Pearson, a major international education company, which oversees national exams for 14- to 16-year-olds in the UK, came under the spotlight over two of its GCSE school textbooks, after revelations last year that they had been significantly altered following pressure from pro-Israel groups. GCSEs are the academic qualifications studied for by UK high school students to the age of 16.
Details of the extensive “biased” and “misleading” alterations were exposed by a report, by Professors John Chalcraft and James Dickins, Middle East specialists in History and in Arabic, respectively, and members of the British Committee for the Universities of Palestine (BRICUP).
Their eight-page report uncovered “dangerously misleading” changes to the books published by Pearson, titled “Conflict in the Middle East” and “The Middle East: Conflict, Crisis and Change”, both by author Hilary Brash, which are read by hundreds of thousands of GCSE students annually.
The alterations were made following intervention by the Board of Deputies of British Jews (BoD), working together with UK Lawyers for Israel (UKLFI). Both are amongst the most vocal pro-Israeli groups in the UK.
Pearson finally withdrew the textbooks in June. The publisher confirmed earlier this month that it is partnering with specialist educational charity, Parallel Histories, to develop new educational materials on the topic.

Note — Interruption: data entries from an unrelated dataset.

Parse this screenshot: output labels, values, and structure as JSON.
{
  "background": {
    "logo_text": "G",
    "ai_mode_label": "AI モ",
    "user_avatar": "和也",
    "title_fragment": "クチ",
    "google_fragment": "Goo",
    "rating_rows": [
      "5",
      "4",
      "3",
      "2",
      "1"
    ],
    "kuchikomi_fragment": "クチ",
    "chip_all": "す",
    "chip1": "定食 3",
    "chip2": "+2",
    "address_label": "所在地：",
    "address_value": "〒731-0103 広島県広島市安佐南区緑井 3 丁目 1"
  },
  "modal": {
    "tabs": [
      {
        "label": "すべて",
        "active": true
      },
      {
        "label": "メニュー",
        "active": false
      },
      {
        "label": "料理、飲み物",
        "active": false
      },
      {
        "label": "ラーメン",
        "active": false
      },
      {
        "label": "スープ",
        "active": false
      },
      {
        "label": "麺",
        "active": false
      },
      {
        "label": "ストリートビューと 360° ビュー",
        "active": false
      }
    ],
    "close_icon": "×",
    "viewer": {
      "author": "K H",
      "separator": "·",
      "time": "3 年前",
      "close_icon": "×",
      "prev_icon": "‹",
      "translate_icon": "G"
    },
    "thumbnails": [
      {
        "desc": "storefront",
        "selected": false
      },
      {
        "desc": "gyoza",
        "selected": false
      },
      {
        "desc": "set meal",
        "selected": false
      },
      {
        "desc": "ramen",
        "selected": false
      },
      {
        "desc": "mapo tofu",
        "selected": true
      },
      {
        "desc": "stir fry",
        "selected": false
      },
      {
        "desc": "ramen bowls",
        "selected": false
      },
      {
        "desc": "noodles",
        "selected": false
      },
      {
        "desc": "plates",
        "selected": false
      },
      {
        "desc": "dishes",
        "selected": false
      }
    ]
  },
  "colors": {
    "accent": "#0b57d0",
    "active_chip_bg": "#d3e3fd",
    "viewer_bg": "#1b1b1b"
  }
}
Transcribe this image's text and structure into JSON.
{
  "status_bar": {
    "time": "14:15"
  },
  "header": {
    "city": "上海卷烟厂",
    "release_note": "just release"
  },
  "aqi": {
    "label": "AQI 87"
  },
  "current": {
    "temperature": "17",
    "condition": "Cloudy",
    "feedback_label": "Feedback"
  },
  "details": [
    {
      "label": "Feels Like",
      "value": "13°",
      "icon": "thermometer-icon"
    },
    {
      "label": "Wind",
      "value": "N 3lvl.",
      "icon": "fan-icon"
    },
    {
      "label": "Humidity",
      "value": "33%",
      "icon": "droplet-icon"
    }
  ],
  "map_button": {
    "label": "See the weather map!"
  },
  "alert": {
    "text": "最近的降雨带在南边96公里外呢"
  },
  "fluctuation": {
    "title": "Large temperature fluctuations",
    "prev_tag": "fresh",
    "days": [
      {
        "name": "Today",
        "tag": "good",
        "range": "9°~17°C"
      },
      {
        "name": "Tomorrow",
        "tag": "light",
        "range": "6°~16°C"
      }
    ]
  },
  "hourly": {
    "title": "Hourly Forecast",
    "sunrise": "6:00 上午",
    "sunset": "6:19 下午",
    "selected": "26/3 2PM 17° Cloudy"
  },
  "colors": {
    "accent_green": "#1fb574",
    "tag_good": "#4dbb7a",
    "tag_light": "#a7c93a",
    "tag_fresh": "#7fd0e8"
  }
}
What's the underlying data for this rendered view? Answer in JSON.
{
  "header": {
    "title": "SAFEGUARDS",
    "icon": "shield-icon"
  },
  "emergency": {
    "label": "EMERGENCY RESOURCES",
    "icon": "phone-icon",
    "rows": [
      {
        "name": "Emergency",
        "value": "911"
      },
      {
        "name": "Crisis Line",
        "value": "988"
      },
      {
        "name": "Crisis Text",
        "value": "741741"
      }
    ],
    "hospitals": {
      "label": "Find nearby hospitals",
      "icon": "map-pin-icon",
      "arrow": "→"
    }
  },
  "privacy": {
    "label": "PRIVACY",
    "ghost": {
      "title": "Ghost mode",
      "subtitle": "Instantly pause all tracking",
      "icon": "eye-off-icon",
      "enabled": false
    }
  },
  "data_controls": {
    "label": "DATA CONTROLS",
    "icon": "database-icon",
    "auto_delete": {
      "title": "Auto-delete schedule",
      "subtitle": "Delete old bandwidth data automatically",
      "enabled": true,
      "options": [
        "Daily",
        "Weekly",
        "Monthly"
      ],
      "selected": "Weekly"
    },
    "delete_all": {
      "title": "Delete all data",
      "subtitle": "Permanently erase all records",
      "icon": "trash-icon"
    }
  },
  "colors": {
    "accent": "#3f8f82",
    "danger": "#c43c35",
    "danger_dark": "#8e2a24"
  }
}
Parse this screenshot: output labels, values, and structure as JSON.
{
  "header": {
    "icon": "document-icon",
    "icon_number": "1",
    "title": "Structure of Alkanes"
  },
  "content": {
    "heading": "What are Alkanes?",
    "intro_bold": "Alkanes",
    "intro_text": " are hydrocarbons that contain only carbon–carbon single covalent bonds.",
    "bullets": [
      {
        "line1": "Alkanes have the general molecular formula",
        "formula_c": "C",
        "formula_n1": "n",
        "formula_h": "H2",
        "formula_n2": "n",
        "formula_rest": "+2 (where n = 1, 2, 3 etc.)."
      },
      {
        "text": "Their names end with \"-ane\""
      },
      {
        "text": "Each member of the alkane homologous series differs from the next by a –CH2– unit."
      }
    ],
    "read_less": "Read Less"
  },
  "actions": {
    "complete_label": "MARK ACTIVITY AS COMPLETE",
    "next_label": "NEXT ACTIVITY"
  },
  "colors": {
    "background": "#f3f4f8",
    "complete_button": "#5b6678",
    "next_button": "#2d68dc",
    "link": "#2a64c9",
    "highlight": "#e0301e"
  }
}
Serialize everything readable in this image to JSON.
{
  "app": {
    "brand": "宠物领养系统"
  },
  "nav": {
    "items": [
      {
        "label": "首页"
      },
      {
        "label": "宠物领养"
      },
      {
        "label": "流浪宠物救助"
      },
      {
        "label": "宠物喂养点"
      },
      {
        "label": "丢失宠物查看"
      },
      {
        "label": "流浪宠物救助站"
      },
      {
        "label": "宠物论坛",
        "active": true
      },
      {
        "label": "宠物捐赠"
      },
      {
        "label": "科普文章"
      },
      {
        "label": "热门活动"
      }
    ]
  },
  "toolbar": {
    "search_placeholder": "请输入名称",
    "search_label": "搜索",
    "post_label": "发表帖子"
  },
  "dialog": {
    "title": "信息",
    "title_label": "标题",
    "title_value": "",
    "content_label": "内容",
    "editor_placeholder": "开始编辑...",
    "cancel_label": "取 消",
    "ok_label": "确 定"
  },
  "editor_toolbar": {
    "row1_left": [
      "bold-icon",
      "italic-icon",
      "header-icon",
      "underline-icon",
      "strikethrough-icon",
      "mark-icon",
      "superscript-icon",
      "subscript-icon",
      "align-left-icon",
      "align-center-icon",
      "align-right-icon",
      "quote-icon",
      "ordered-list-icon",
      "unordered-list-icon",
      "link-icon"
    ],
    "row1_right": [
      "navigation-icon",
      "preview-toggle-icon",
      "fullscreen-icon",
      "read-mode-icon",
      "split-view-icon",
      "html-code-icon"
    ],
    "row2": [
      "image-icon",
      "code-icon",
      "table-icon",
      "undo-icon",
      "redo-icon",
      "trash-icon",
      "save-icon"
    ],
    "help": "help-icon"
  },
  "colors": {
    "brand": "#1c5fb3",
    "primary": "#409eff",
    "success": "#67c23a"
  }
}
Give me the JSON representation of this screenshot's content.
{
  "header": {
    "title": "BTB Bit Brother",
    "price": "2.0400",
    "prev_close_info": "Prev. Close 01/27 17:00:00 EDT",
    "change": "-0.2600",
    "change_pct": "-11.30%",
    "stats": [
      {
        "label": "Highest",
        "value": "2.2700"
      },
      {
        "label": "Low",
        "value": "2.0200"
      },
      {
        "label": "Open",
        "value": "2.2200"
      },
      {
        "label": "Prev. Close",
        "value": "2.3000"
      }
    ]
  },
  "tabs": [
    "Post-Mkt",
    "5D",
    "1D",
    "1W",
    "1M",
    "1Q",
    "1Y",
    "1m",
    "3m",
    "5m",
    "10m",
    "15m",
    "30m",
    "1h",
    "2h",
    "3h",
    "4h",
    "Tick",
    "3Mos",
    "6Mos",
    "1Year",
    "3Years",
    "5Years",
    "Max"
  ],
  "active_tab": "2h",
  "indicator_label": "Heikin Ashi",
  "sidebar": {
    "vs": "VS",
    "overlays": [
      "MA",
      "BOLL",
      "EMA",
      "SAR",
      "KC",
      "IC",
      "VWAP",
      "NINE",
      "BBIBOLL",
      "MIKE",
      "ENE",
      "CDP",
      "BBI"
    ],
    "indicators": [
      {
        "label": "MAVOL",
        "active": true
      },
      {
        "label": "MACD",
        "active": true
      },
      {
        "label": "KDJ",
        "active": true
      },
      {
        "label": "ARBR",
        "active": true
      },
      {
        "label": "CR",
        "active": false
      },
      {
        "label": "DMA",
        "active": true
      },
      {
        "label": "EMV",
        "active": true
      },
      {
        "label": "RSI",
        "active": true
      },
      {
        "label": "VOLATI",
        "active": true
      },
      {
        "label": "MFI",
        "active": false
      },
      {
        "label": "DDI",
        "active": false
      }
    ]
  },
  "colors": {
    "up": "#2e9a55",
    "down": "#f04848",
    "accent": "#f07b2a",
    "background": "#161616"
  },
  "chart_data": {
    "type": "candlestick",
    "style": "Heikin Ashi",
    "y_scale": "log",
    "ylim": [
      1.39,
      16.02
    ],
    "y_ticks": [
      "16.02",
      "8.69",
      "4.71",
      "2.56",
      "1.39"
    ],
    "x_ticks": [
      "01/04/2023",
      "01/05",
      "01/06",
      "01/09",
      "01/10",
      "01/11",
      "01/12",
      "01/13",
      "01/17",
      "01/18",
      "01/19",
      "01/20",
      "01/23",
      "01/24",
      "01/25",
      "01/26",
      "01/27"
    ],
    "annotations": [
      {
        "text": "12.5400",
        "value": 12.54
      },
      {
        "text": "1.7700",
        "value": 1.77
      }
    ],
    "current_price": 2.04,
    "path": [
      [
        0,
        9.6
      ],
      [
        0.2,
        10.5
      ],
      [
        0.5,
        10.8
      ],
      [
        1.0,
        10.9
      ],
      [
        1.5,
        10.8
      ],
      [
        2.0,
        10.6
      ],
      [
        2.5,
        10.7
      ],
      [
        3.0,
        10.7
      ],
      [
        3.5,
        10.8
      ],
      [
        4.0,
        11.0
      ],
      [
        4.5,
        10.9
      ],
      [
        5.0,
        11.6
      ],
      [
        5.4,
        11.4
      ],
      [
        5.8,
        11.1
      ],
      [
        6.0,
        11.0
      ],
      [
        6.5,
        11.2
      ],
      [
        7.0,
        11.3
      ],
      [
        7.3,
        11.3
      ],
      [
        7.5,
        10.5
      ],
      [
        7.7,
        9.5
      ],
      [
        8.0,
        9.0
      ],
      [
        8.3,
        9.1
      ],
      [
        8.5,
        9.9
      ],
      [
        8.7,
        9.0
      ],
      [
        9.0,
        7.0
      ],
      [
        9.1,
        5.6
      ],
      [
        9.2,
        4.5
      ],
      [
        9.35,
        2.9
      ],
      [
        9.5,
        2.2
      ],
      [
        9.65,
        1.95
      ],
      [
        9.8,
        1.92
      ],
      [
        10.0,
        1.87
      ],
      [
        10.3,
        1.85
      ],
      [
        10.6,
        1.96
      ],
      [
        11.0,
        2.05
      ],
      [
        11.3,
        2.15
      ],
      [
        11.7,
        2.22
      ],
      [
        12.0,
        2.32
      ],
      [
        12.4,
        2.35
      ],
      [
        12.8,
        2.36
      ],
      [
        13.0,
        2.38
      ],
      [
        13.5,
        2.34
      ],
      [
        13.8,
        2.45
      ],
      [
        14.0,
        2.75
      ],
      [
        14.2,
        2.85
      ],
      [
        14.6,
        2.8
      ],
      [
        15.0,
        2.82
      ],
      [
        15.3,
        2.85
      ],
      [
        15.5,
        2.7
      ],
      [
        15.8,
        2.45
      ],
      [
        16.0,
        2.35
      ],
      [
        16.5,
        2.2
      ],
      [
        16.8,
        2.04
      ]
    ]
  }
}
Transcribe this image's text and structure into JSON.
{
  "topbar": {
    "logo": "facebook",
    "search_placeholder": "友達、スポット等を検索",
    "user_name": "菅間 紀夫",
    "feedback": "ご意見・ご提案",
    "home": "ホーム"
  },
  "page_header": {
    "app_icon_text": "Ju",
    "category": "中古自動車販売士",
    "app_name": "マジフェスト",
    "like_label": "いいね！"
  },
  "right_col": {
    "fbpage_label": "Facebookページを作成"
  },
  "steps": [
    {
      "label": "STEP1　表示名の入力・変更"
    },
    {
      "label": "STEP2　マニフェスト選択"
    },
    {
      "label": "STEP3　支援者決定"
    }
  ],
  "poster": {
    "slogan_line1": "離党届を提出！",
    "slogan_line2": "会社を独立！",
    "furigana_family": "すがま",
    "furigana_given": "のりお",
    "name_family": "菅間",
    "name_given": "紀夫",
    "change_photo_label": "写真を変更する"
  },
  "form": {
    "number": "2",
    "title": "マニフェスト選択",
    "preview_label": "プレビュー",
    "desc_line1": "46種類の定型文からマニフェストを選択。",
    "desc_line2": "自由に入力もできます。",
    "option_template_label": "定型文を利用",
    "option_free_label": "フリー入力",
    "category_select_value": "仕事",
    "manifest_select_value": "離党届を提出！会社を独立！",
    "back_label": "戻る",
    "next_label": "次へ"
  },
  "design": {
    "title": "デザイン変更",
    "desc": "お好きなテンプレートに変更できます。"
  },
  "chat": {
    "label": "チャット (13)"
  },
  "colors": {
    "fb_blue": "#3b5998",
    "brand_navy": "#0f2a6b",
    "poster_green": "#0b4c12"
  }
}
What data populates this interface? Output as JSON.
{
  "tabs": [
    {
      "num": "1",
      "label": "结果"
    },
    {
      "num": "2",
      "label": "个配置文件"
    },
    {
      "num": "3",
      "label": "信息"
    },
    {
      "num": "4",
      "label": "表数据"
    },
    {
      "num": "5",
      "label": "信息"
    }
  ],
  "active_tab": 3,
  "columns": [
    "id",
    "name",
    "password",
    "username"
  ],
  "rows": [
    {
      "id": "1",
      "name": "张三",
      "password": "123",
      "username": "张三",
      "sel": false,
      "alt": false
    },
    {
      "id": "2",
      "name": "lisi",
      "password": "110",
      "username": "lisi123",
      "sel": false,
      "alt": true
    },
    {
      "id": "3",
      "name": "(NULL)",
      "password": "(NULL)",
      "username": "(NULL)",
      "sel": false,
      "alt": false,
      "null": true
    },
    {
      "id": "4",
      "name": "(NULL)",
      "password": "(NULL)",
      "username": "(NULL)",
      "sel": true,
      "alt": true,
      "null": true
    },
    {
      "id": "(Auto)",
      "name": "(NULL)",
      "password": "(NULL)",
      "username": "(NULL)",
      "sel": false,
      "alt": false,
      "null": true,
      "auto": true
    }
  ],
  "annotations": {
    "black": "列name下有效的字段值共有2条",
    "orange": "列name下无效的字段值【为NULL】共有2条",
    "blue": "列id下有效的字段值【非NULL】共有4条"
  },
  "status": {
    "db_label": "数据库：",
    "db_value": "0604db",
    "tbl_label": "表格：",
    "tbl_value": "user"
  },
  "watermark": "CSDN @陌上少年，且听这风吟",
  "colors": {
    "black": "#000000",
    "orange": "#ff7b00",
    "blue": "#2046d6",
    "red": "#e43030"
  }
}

Writing in the Time Higher Education recently, Chalcraft urged academics to keep an eye out for bias in school textbooks. Recounting what he called the “undue influence of pro-Israel groups on a history textbook”, Chalcraft stressed the value of engagement to avoid a similar interference in the future.
Commenting on the report Chalcraft co-authored with Dickins, he said that the modified textbook “read to [me] as though it had been reworked by lawyers acting as if for a client (Israel), rather than by historians acting to educate schoolchildren about a complex history”.
Equally problematic, warned Chalcraft, was the discovery “that the pro-Israeli lobby groups had been invited into the editorial process, and had collaborated with Pearson over many months”. He revealed that no pro-Palestinian groups had been invited to the table and that “something” had gone “dangerously wrong”.
Chalcraft said that he and Dickins had been reassured by Pearson that no lobby groups are involved in the production of new materials on the topic.